Belief in the eschatological annihilation and responsible social involvement are logically compatible. But they are theologically inconsistent. The expectation of the eschatological destruction of the world is not consonant with the belief in the goodness of creation: what God will annihilate must either be so bad that it is not possible to be redeemed or so insignificant that it is not worth being redeemed. It is hard to believe in the intrinsic value and goodness of something that God will completely annihilate.
And without a theologically grounded belief in the intrinsic value and goodness of creation, positive cultural involvement hangs theologically in air. Hence Christians who await the destruction of the world (and conveniently refuse to live a schizophrenic life) shy away as a rule - out of theological, not logical, consistency - from social and cultural involvement. Under the presupposition that the world is not intrinsically good, the only theologically plausible justification for cultural involvement would be that such involvement diminishes the suffering of the body and contributes to the good of the soul (either by making evangelism possible or by fostering sanctification). Comfort, skill, or beauty - whether it is the beauty of the human body or of some other object - could have no more intrinsic value than does the body itself; they could be merely a means to some spiritual end (Volf, 90-91, emphasis in original).
This, it seems to me, is the elephant in the room for Adventist theology and praxis. Volf makes this statement in a section where he is talking about "Work and New Creation" and drawing a contrast between "Work and the Annihilatio Mundi" and "Work and the Transformatio Mundi". Did you notice how evangelism popped up in this conversation? In other words, if you believe in the Annihilatio Mundi, then social and cultural involvement becomes, at best, a kind of bait for some "spiritual" ends.

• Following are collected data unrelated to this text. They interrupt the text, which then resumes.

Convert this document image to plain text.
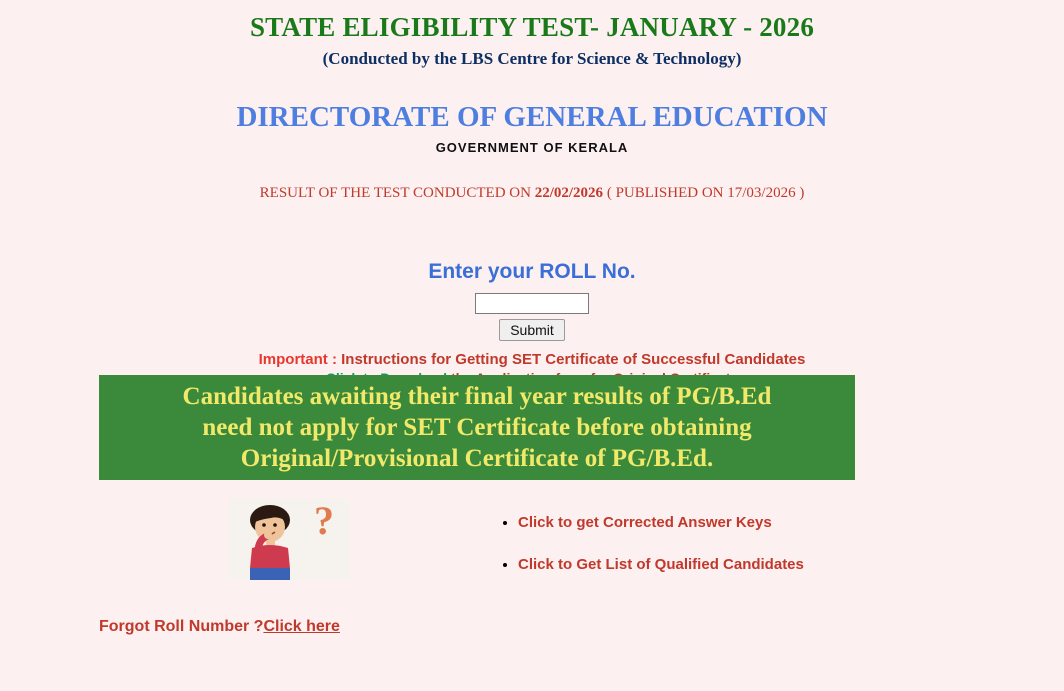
STATE ELIGIBILITY TEST- JANUARY - 2026
(Conducted by the LBS Centre for Science & Technology)
DIRECTORATE OF GENERAL EDUCATION
GOVERNMENT OF KERALA
RESULT OF THE TEST CONDUCTED ON 22/02/2026 ( PUBLISHED ON 17/03/2026 )
Enter your ROLL No.
Submit
Important : Instructions for Getting SET Certificate of Successful Candidates
Candidates awaiting their final year results of PG/B.Ed
need not apply for SET Certificate before obtaining
Original/Provisional Certificate of PG/B.Ed.
?	• Click to get Corrected Answer Keys
• Click to Get List of Qualified Candidates
Forgot Roll Number ?Click here
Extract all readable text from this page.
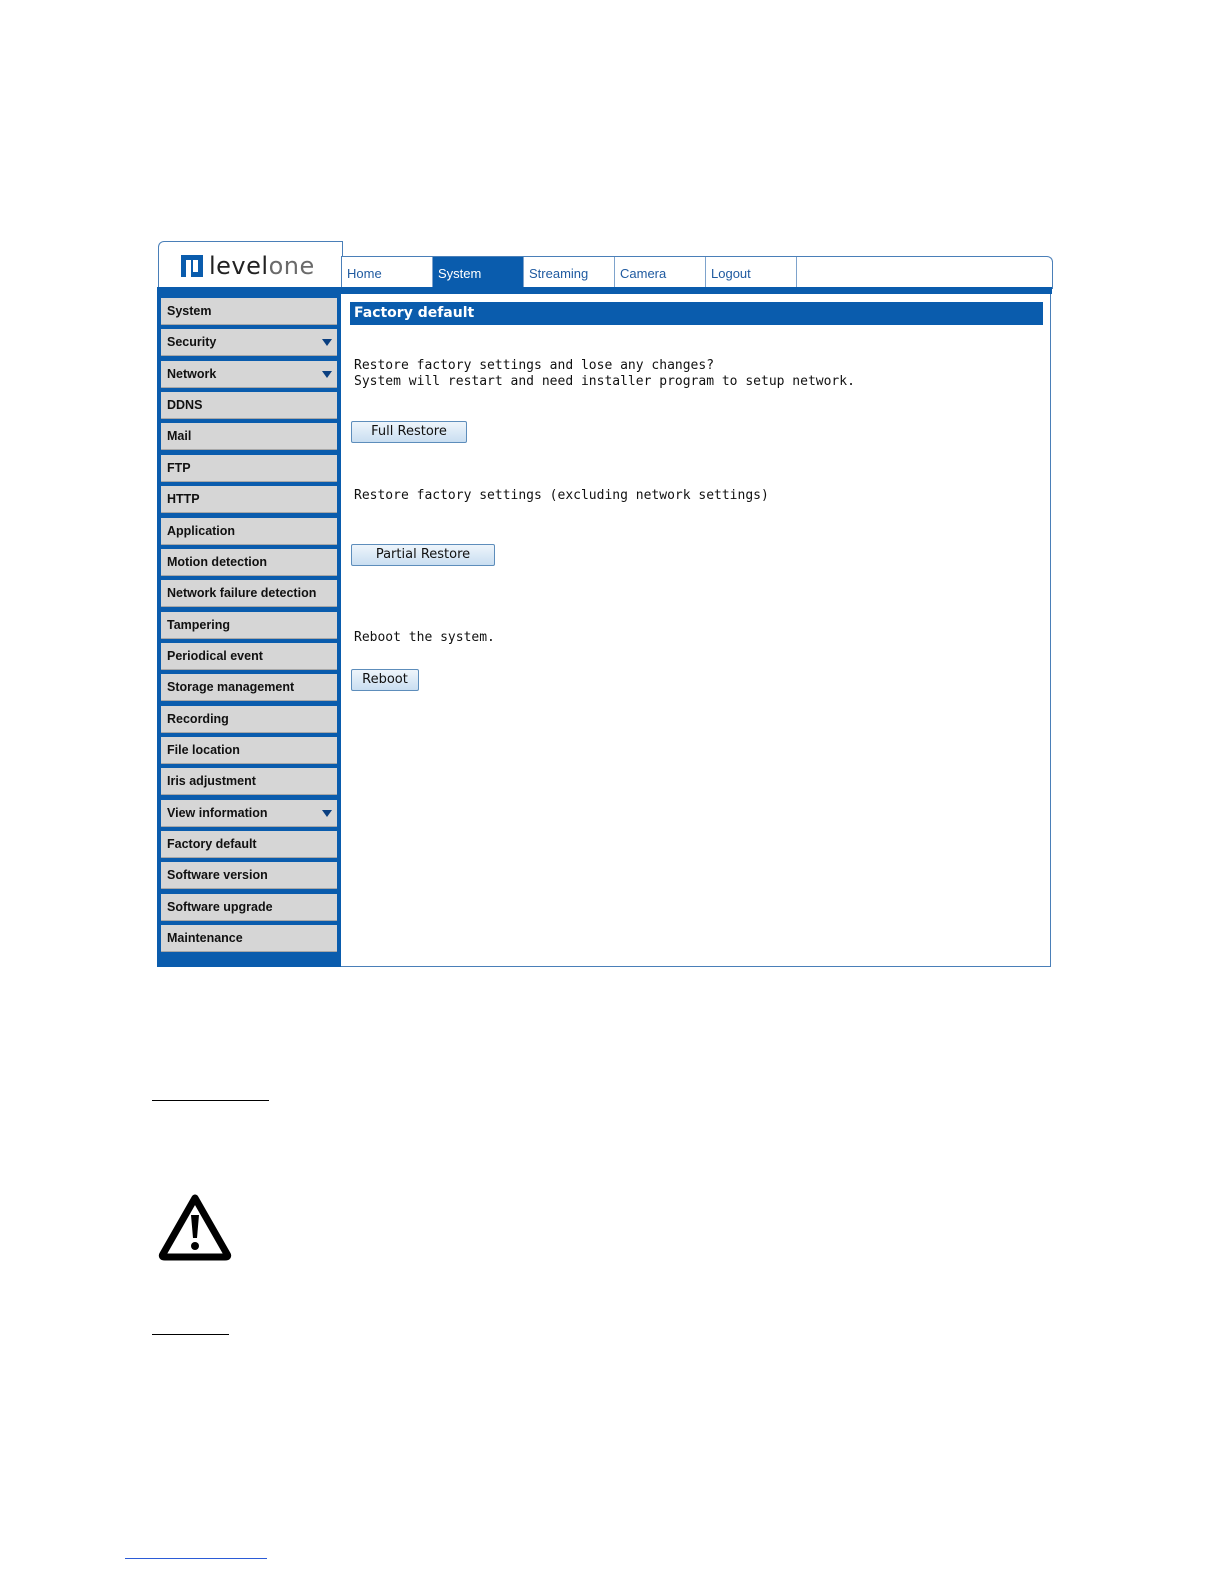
levelone	Home	System	Streaming	Camera	Logout
System
Security
Network
DDNS
Mail
FTP
HTTP
Application
Motion detection
Network failure detection
Tampering
Periodical event
Storage management
Recording
File location
Iris adjustment
View information
Factory default
Software version
Software upgrade
Maintenance
Factory default
Restore factory settings and lose any changes?
System will restart and need installer program to setup network.
Full Restore
Restore factory settings (excluding network settings)
Partial Restore
Reboot the system.
Reboot
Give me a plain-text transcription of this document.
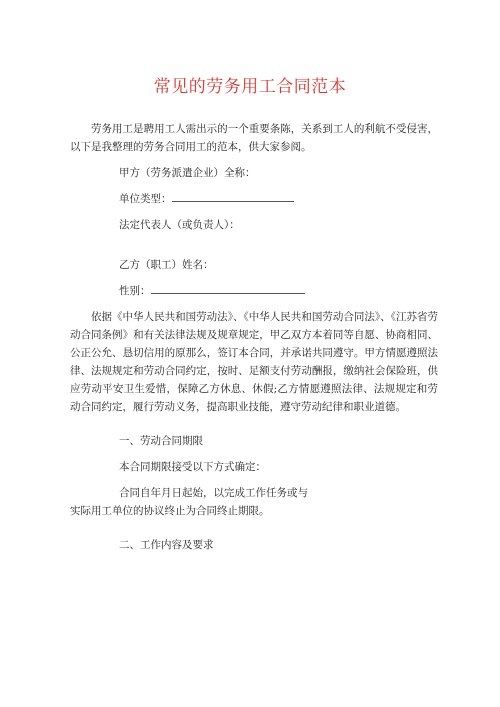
常见的劳务用工合同范本

劳务用工是聘用工人需出示的一个重要条陈，关系到工人的利航不受侵害，以下是我整理的劳务合同用工的范本，供大家参阅。

甲方（劳务派遣企业）全称：

单位类型：

法定代表人（或负责人）：

乙方（职工）姓名：

性别：

依据《中华人民共和国劳动法》、《中华人民共和国劳动合同法》、《江苏省劳动合同条例》和有关法律法规及规章规定，甲乙双方本着同等自愿、协商相同、公正公允、恳切信用的原那么，签订本合同，并承诺共同遵守。甲方情愿遵照法律、法规规定和劳动合同约定，按时、足额支付劳动酬报，缴纳社会保险班，供应劳动平安卫生爱惜，保障乙方休息、休假;乙方情愿遵照法律、法规规定和劳动合同约定，履行劳动义务，提高职业技能，遵守劳动纪律和职业道德。

一、劳动合同期限

本合同期限接受以下方式确定：

合同自年月日起始，以完成工作任务或与

实际用工单位的协议终止为合同终止期限。

二、工作内容及要求
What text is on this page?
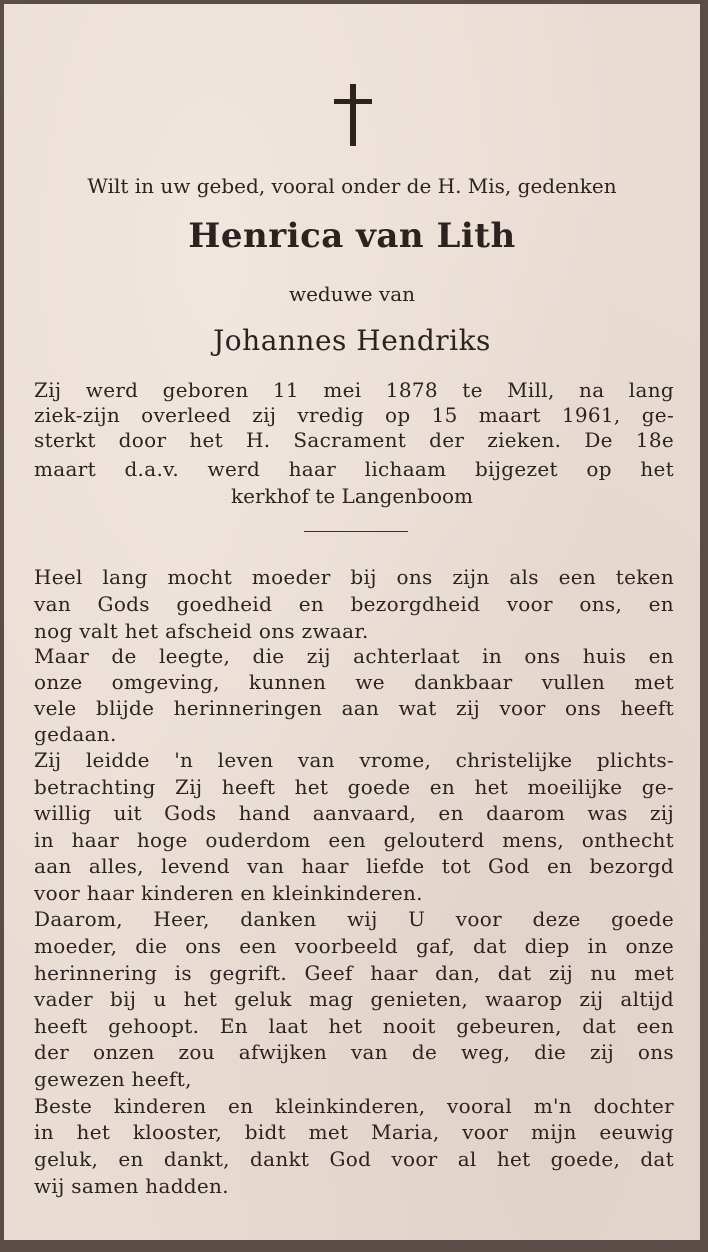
Wilt in uw gebed, vooral onder de H. Mis, gedenken
Henrica van Lith
weduwe van
Johannes Hendriks
Zij werd geboren 11 mei 1878 te Mill, na lang
ziek-zijn overleed zij vredig op 15 maart 1961, ge-
sterkt door het H. Sacrament der zieken. De 18e
maart d.a.v. werd haar lichaam bijgezet op het
kerkhof te Langenboom
Heel lang mocht moeder bij ons zijn als een teken
van Gods goedheid en bezorgdheid voor ons, en
nog valt het afscheid ons zwaar.
Maar de leegte, die zij achterlaat in ons huis en
onze omgeving, kunnen we dankbaar vullen met
vele blijde herinneringen aan wat zij voor ons heeft
gedaan.
Zij leidde 'n leven van vrome, christelijke plichts-
betrachting Zij heeft het goede en het moeilijke ge-
willig uit Gods hand aanvaard, en daarom was zij
in haar hoge ouderdom een gelouterd mens, onthecht
aan alles, levend van haar liefde tot God en bezorgd
voor haar kinderen en kleinkinderen.
Daarom, Heer, danken wij U voor deze goede
moeder, die ons een voorbeeld gaf, dat diep in onze
herinnering is gegrift. Geef haar dan, dat zij nu met
vader bij u het geluk mag genieten, waarop zij altijd
heeft gehoopt. En laat het nooit gebeuren, dat een
der onzen zou afwijken van de weg, die zij ons
gewezen heeft,
Beste kinderen en kleinkinderen, vooral m'n dochter
in het klooster, bidt met Maria, voor mijn eeuwig
geluk, en dankt, dankt God voor al het goede, dat
wij samen hadden.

Is God's purpose to annihilate the world or transform it? It's a questions I briefly wrote about almost exactly a year ago. I'm really coming to think that if we get the end of the story mixed up, we won't know how to live in the story now. How I enter the narrative of God's redemption today depends on where I think this story is going.
I periodically get questions from people who read this blog. They ask me basically, "Okay, so if this is true, what does it mean for our Adventist eschatology?" I wish I had a great answer for that question. I'm not going to try to answer it here, but it needs to be worked on.
Anyone care to get us started? Is Adventism really married to a particular sequence of events that must transpire exactly like we say in exactly the order that we say?